To tell the truth, they kept a room reserved in the one hotel in town and spent an hour every other week there. Shopping. As they would say.
At about the time the train pulled in at the Gravity Falls Station—it stood where later Circle Park and the water tower would be—Lina emerged from the woods, twigs in her hair (she had purposely put them there) and a small pail in her hand (she had stashed it in the hollow of an old tree in case she ever needed some excuse). “I’m here, Grandfather!” she called. “Are you looking for me?”
Jeremiah Findlestone always looked like an avenging angel dressed up in a dark suit. From where he stood at the back of the yard, he glared at her. “And where have you been, Miss?” he growled.
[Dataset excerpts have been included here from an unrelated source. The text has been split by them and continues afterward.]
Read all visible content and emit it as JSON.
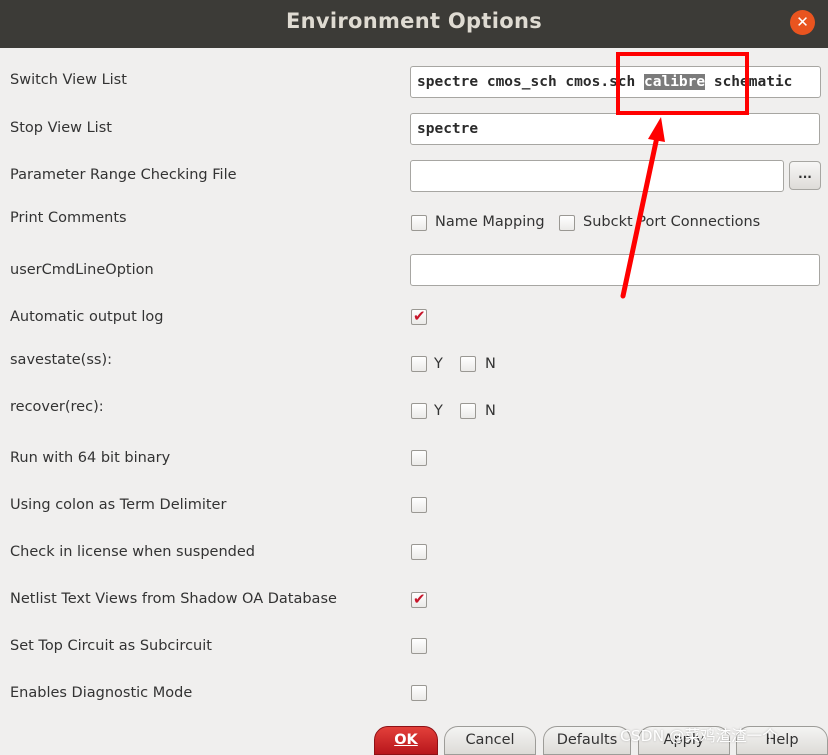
{
  "window": {
    "title": "Environment Options",
    "close_glyph": "✕"
  },
  "form": {
    "switch_view_list": {
      "label": "Switch View List",
      "tokens": [
        "spectre",
        "cmos_sch",
        "cmos.sch"
      ],
      "highlighted": "calibre",
      "after": "schematic"
    },
    "stop_view_list": {
      "label": "Stop View List",
      "value": "spectre"
    },
    "param_range_file": {
      "label": "Parameter Range Checking File",
      "value": "",
      "browse_label": "..."
    },
    "print_comments": {
      "label": "Print Comments",
      "options": [
        {
          "label": "Name Mapping",
          "checked": false
        },
        {
          "label": "Subckt Port Connections",
          "checked": false
        }
      ]
    },
    "user_cmd_line_option": {
      "label": "userCmdLineOption",
      "value": ""
    },
    "auto_output_log": {
      "label": "Automatic output log",
      "checked": true
    },
    "savestate": {
      "label": "savestate(ss):",
      "y_label": "Y",
      "n_label": "N",
      "y": false,
      "n": false
    },
    "recover": {
      "label": "recover(rec):",
      "y_label": "Y",
      "n_label": "N",
      "y": false,
      "n": false
    },
    "run_64bit": {
      "label": "Run with 64 bit binary",
      "checked": false
    },
    "colon_delimiter": {
      "label": "Using colon as Term Delimiter",
      "checked": false
    },
    "checkin_license": {
      "label": "Check in license when suspended",
      "checked": false
    },
    "netlist_text_views": {
      "label": "Netlist Text Views from Shadow OA Database",
      "checked": true
    },
    "top_as_subckt": {
      "label": "Set Top Circuit as Subcircuit",
      "checked": false
    },
    "diagnostic_mode": {
      "label": "Enables Diagnostic Mode",
      "checked": false
    }
  },
  "buttons": {
    "ok": "OK",
    "cancel": "Cancel",
    "defaults": "Defaults",
    "apply": "Apply",
    "help": "Help"
  },
  "checkmark_glyph": "✔",
  "watermark": "CSDN @菜鸡渣渣一个",
  "colors": {
    "titlebar": "#3c3b37",
    "accent_red": "#c7162b",
    "annotation": "#ff0000",
    "close_orange": "#e9541f"
  }
}
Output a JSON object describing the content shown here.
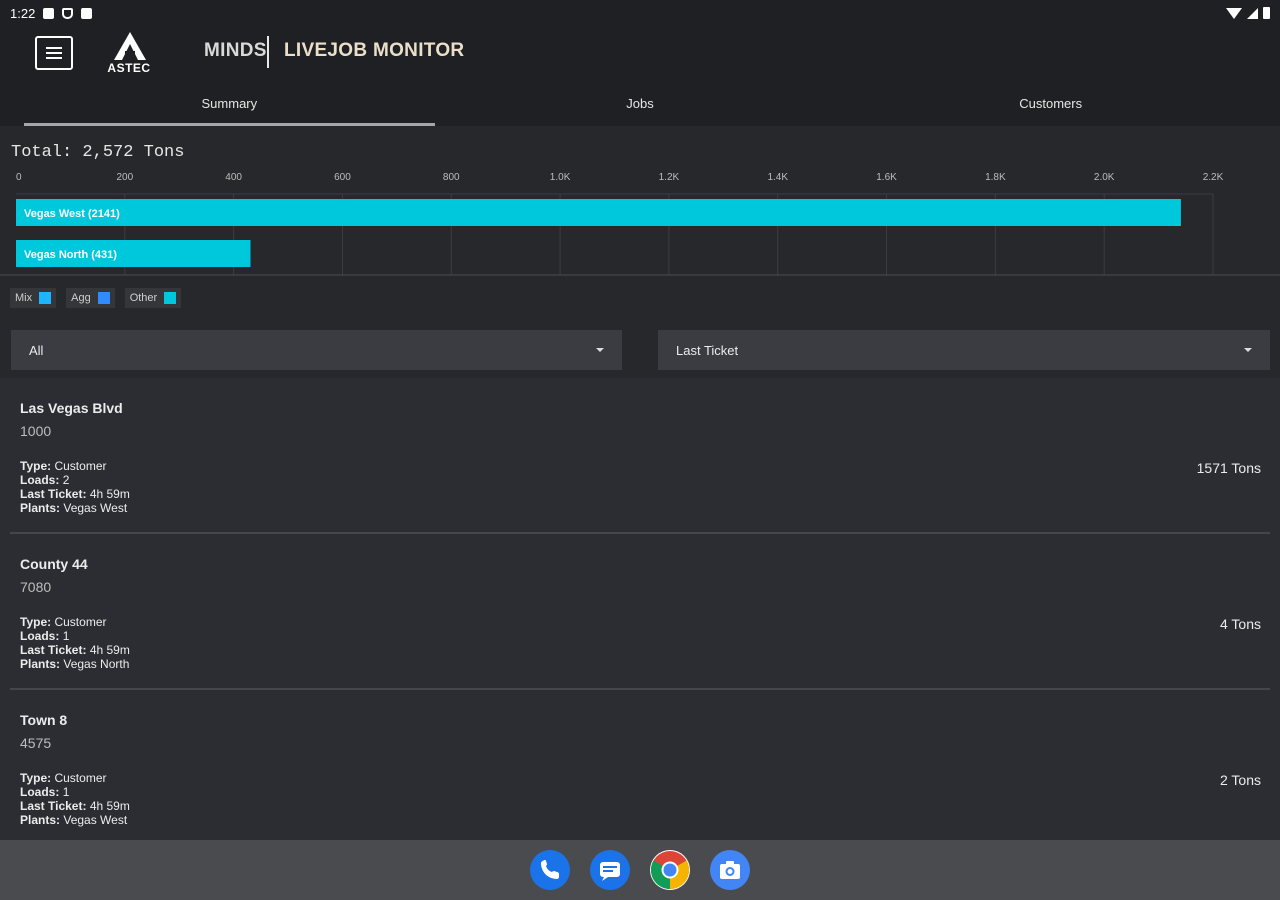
{
  "status_bar": {
    "time": "1:22"
  },
  "header": {
    "logo_text": "ASTEC",
    "app_name": "MINDS",
    "title": "LIVEJOB MONITOR",
    "tabs": [
      {
        "label": "Summary",
        "active": true
      },
      {
        "label": "Jobs",
        "active": false
      },
      {
        "label": "Customers",
        "active": false
      }
    ]
  },
  "summary": {
    "total_label": "Total: 2,572 Tons",
    "legend": [
      {
        "label": "Mix",
        "color": "#1fb4ff"
      },
      {
        "label": "Agg",
        "color": "#2f8bff"
      },
      {
        "label": "Other",
        "color": "#00c8dc"
      }
    ]
  },
  "chart_data": {
    "type": "bar",
    "orientation": "horizontal",
    "categories": [
      "Vegas West",
      "Vegas North"
    ],
    "bar_labels": [
      "Vegas West (2141)",
      "Vegas North (431)"
    ],
    "values": [
      2141,
      431
    ],
    "ticks": [
      "0",
      "200",
      "400",
      "600",
      "800",
      "1.0K",
      "1.2K",
      "1.4K",
      "1.6K",
      "1.8K",
      "2.0K",
      "2.2K"
    ],
    "xlim": [
      0,
      2200
    ],
    "bar_color": "#00c8dc",
    "grid": true
  },
  "filters": {
    "left_select": {
      "value": "All"
    },
    "right_select": {
      "value": "Last Ticket"
    }
  },
  "jobs": [
    {
      "name": "Las Vegas Blvd",
      "number": "1000",
      "type": "Customer",
      "loads": "2",
      "last_ticket": "4h 59m",
      "plants": "Vegas West",
      "tons": "1571 Tons"
    },
    {
      "name": "County 44",
      "number": "7080",
      "type": "Customer",
      "loads": "1",
      "last_ticket": "4h 59m",
      "plants": "Vegas North",
      "tons": "4 Tons"
    },
    {
      "name": "Town 8",
      "number": "4575",
      "type": "Customer",
      "loads": "1",
      "last_ticket": "4h 59m",
      "plants": "Vegas West",
      "tons": "2 Tons"
    }
  ],
  "labels": {
    "type": "Type:",
    "loads": "Loads:",
    "last_ticket": "Last Ticket:",
    "plants": "Plants:"
  },
  "dock": [
    {
      "icon": "phone-icon",
      "color": "#1a73e8"
    },
    {
      "icon": "messages-icon",
      "color": "#1a73e8"
    },
    {
      "icon": "chrome-icon",
      "color": "#ffffff"
    },
    {
      "icon": "camera-icon",
      "color": "#4285f4"
    }
  ]
}
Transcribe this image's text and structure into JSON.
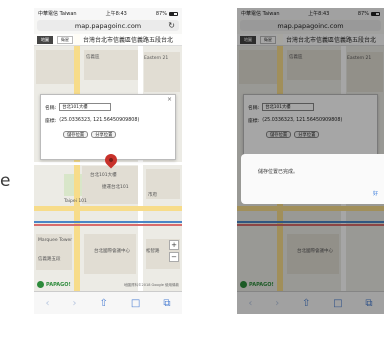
{
  "side_char": "e",
  "shared": {
    "status": {
      "carrier": "中華電信 Taiwan",
      "time": "上午8:43",
      "battery": "87%"
    },
    "url": "map.papagoinc.com",
    "page_title": "台灣台北市信義區信義路五段台北",
    "map_tabs": [
      "地圖",
      "衛星"
    ],
    "logo": "PAPAGO!",
    "attribution": "地圖資料©2018 Google 使用條款",
    "toolbar": {
      "back": "‹",
      "forward": "›",
      "share": "⇧",
      "bookmarks": "□",
      "tabs": "⧉"
    }
  },
  "phoneA": {
    "popup": {
      "name_label": "名稱:",
      "name_value": "台北101大樓",
      "coord_label": "座標:",
      "coord_value": "(25.0336323, 121.56450909808)",
      "button_add": "儲存位置",
      "button_share": "分享位置",
      "close": "×"
    },
    "labels": [
      "台北101大樓",
      "Eastern 21",
      "信義區",
      "市府",
      "捷運台北101",
      "松智路",
      "信義路五段",
      "松廉路",
      "Taipei 101",
      "Marquee Tower",
      "台北國際會議中心"
    ]
  },
  "phoneB": {
    "alert_message": "儲存位置已完成。",
    "alert_ok": "好",
    "labels": [
      "台北101大樓",
      "Eastern 21",
      "信義區",
      "Taipei 101",
      "台北國際會議中心"
    ]
  }
}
She held up the pail. “I was looking for blackberries, Grandfather. I thought perhaps Cook might make us a pie, only—” she looked sad.
“Yes?”
“Well, I heard you call, and I hurried so that I tripped and rolled down the hillside, and all the berries spilled out.” She dropped her chin. “I’m a frightful mess.”
“Yes, you are.”
“I will go and bathe and change my clothing,” she said. “I’m sorry I upset you, Grandfather.”
“Who was with you?”
She blinked at him. “Why, who would go black-berrying with me here, so far away from other houses?” she asked.
The old man grunted. “Your parents have gone into town to buy some things. Your brother thought the two of you might play a game of checkers. I asked the servants, and none knew where you were. You must not run off like this, Lina!”
“I didn’t run off,” she murmured. “I just went to pick berries. I’ve often done that—”
“You will do it no more,” he said. “Come! Go and bathe and dress properly.” He raised his hand. “No, no words from you! You live under my roof, and by God, I’ll make you live under my rule.”
She walked before him. He came behind, grim as a summer thunderstorm, and as gray and foreboding.